Our Brand Is Crisis

Our Brand Is Crisis is a movie created in 2005 that demonstrates the influence of United States’ neoliberalism and democracy being sold, like a brand-name product, to the leaders of Latin American countries. A group of Americans were hired by Bolivia’s President Goni to ensure his success in the reelection campaign. Their jobs included designing advertisements, creating commercials, taking polls to collect opinions, and deciding minute things like whether or not Goni wore a tie during his speeches. Although they were experts in knowing what phrases people clung to, color schemes that seemed “rosy”, and could calculate Goni’s support/opposition day by day they largely ignored the voice of Bolivians. It seemed like when they were asking some of the citizens opinions regarding Goni they were just calculating those opinions like they would numbers, blinding their eyes and deafening their ears to what the people really wanted: a voice in their political and economic systems. Jobs!

The shift from nationalism to neoliberalism began ”in the late 1980s, the term “Washington Consensus” served to encapsulate the crystallization of a paradigmatic shift in economic policy making regarding Latin America” (Cypher 47). The debt that Latin American countries faced seemed inescapable, and by reopening their countries to foreign investment provided a quick fix to improve that debt.”Neoliberal reforms have reduced government spending, a step toward balancing national budgets and reducing debt, but at a bitter social cost” (Chasteen 317). Allowing foreign investors to reconstruct the government policies regarding industry, the impoverished people, such as campesinos, were marginalized yet again.
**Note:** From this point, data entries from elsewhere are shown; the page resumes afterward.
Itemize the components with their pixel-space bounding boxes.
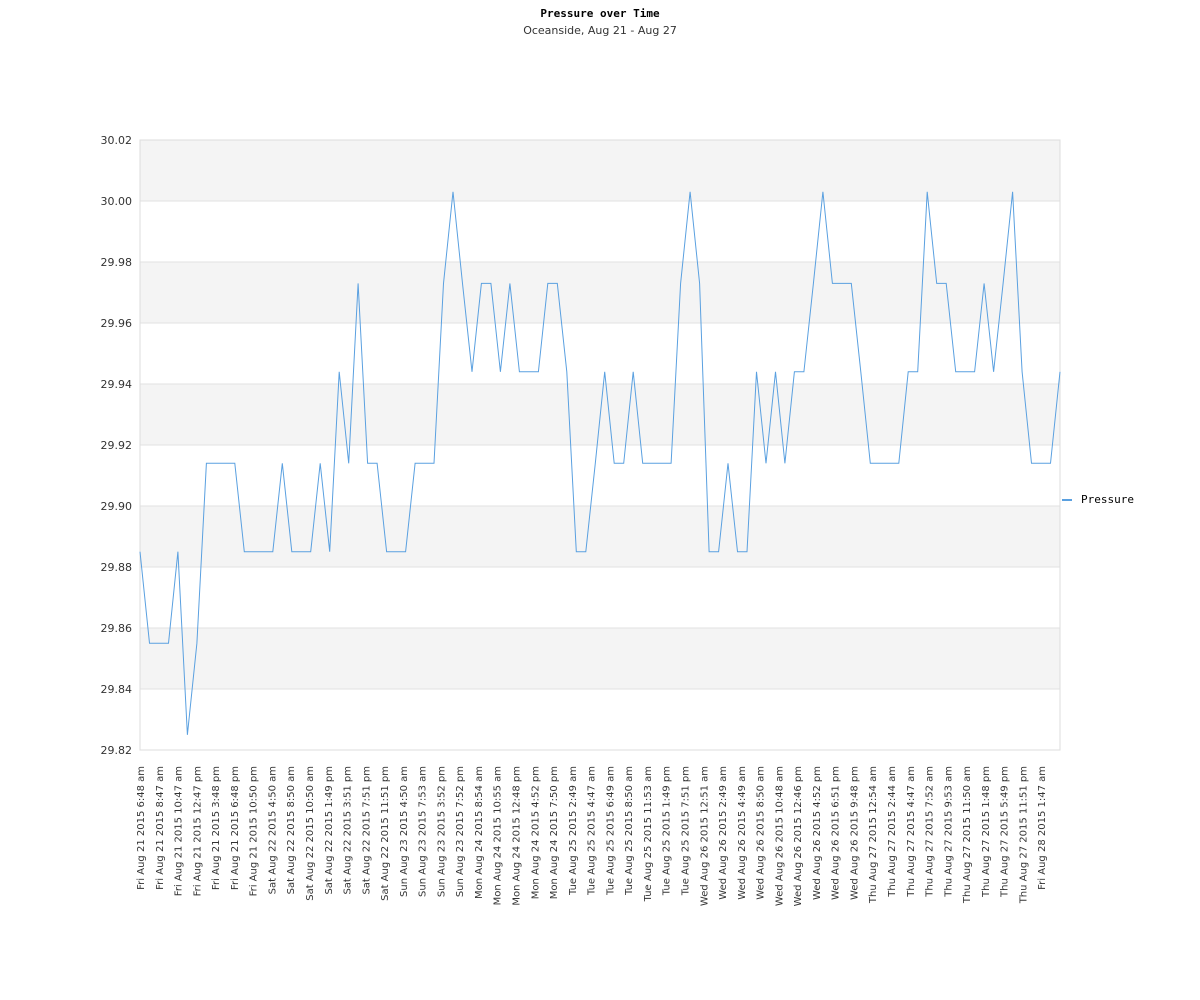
x-tick-label: Thu Aug 27 2015 9:53 am — [943, 766, 954, 898]
series-line-pressure — [139, 191, 1061, 735]
x-tick-label: Wed Aug 26 2015 4:49 am — [737, 766, 748, 900]
y-tick-label: 29.82 — [101, 744, 133, 757]
x-tick-label: Mon Aug 24 2015 4:52 pm — [530, 766, 541, 899]
y-tick-label: 30.02 — [101, 134, 133, 147]
x-tick-label: Tue Aug 25 2015 11:53 am — [643, 766, 654, 902]
x-tick-label: Mon Aug 24 2015 8:54 am — [474, 766, 485, 899]
grid-band — [140, 140, 1060, 201]
y-tick-label: 30.00 — [101, 195, 133, 208]
x-tick-label: Tue Aug 25 2015 2:49 am — [568, 766, 579, 896]
x-tick-label: Sat Aug 22 2015 1:49 pm — [324, 766, 335, 895]
x-tick-label: Fri Aug 21 2015 6:48 pm — [230, 766, 241, 890]
x-tick-label: Tue Aug 25 2015 4:47 am — [587, 766, 598, 896]
x-tick-label: Fri Aug 21 2015 3:48 pm — [211, 766, 222, 890]
x-tick-label: Fri Aug 21 2015 10:47 am — [174, 766, 185, 896]
x-tick-label: Fri Aug 21 2015 10:50 pm — [249, 766, 260, 896]
y-tick-label: 29.96 — [101, 317, 133, 330]
x-tick-label: Sun Aug 23 2015 7:52 pm — [455, 766, 466, 897]
legend-label-pressure: Pressure — [1081, 493, 1134, 506]
plot-frame — [139, 139, 1061, 751]
x-tick-label: Tue Aug 25 2015 1:49 pm — [662, 766, 673, 896]
y-tick-label: 29.98 — [101, 256, 133, 269]
y-tick-label: 29.90 — [101, 500, 133, 513]
x-tick-label: Sat Aug 22 2015 7:51 pm — [361, 766, 372, 895]
x-tick-label: Sat Aug 22 2015 10:50 am — [305, 766, 316, 901]
grid-bands — [140, 140, 1060, 689]
x-tick-label: Thu Aug 27 2015 12:54 am — [868, 766, 879, 904]
x-tick-label: Sat Aug 22 2015 3:51 pm — [343, 766, 354, 895]
x-tick-label: Sat Aug 22 2015 11:51 pm — [380, 766, 391, 901]
x-tick-label: Thu Aug 27 2015 7:52 am — [925, 766, 936, 898]
x-tick-label: Fri Aug 21 2015 8:47 am — [155, 766, 166, 890]
grid-band — [140, 506, 1060, 567]
x-tick-label: Wed Aug 26 2015 9:48 pm — [850, 766, 861, 900]
y-tick-label: 29.86 — [101, 622, 133, 635]
x-tick-label: Sat Aug 22 2015 8:50 am — [286, 766, 297, 894]
legend: Pressure — [1062, 493, 1134, 506]
x-tick-label: Sun Aug 23 2015 4:50 am — [399, 766, 410, 897]
x-tick-label: Sat Aug 22 2015 4:50 am — [267, 766, 278, 894]
x-tick-label: Thu Aug 27 2015 2:44 am — [887, 766, 898, 898]
grid-band — [140, 262, 1060, 323]
y-tick-label: 29.92 — [101, 439, 133, 452]
x-tick-label: Wed Aug 26 2015 6:51 pm — [831, 766, 842, 900]
x-tick-label: Wed Aug 26 2015 4:52 pm — [812, 766, 823, 900]
x-tick-label: Sun Aug 23 2015 3:52 pm — [436, 766, 447, 897]
x-tick-label: Wed Aug 26 2015 12:51 am — [699, 766, 710, 906]
y-tick-label: 29.88 — [101, 561, 133, 574]
x-tick-label: Fri Aug 21 2015 6:48 am — [136, 766, 147, 890]
x-tick-label: Mon Aug 24 2015 7:50 pm — [549, 766, 560, 899]
x-tick-label: Fri Aug 21 2015 12:47 pm — [192, 766, 203, 896]
x-tick-label: Wed Aug 26 2015 10:48 am — [774, 766, 785, 906]
grid-lines — [140, 139, 1060, 751]
x-tick-label: Sun Aug 23 2015 7:53 am — [418, 766, 429, 897]
chart-subtitle: Oceanside, Aug 21 - Aug 27 — [523, 24, 677, 37]
x-axis-ticks: Fri Aug 21 2015 6:48 am Fri Aug 21 2015 8… — [136, 766, 1048, 906]
x-tick-label: Tue Aug 25 2015 6:49 am — [605, 766, 616, 896]
x-tick-label: Tue Aug 25 2015 7:51 pm — [681, 766, 692, 896]
y-tick-label: 29.84 — [101, 683, 133, 696]
x-tick-label: Thu Aug 27 2015 1:48 pm — [981, 766, 992, 898]
x-tick-label: Wed Aug 26 2015 12:46 pm — [793, 766, 804, 906]
y-axis-ticks: 30.02 30.00 29.98 29.96 29.94 29.92 29.90 29.88… — [101, 134, 133, 757]
x-tick-label: Thu Aug 27 2015 4:47 am — [906, 766, 917, 898]
x-tick-label: Thu Aug 27 2015 11:50 am — [962, 766, 973, 904]
x-tick-label: Thu Aug 27 2015 11:51 pm — [1018, 766, 1029, 904]
x-tick-label: Thu Aug 27 2015 5:49 pm — [1000, 766, 1011, 898]
x-tick-label: Wed Aug 26 2015 8:50 am — [756, 766, 767, 900]
x-tick-label: Mon Aug 24 2015 12:48 pm — [512, 766, 523, 906]
x-tick-label: Fri Aug 28 2015 1:47 am — [1037, 766, 1048, 890]
x-tick-label: Wed Aug 26 2015 2:49 am — [718, 766, 729, 900]
x-tick-label: Tue Aug 25 2015 8:50 am — [624, 766, 635, 896]
grid-band — [140, 628, 1060, 689]
y-tick-label: 29.94 — [101, 378, 133, 391]
chart-title: Pressure over Time — [540, 7, 660, 20]
series-lines — [139, 191, 1061, 735]
x-tick-label: Mon Aug 24 2015 10:55 am — [493, 766, 504, 905]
One of Goni’s opponents in his campaign was Manfred. Manfred seemed to reinforce the voice of the campesinos, and vie for their presence in Bolivia. Goni, who was raised in the United States, was a strong supporter of transnational economic involvement and neoliberalism initially provided relief to the middle class. But ”as Latin American industries collapse across the region, devastated by foreign competition that the nationalists had kept out, millions of workers face unemployment or long-term underemployment in the so-called ‘informal’ service sector” (Chasteen 316). The GCS pollsters seemed to ignore the marginalized people like the peasants and campesinos. Their goal was to win the election and ensure another term for Goni. ”They reduced or removed the nationalist-inspired subsidies that made basic foodstuffs and public services affordable for the poor” (Chasteen 312). Although Goni achieved success in his campaign along with his American advisors, he only lasted one year in office due to the tumultuous environment in Bolivia. The poor class was left in the pink confetti dust of Goni’s election because his policies reinforced foreign investment which took their jobs, their lands, their Bolivia.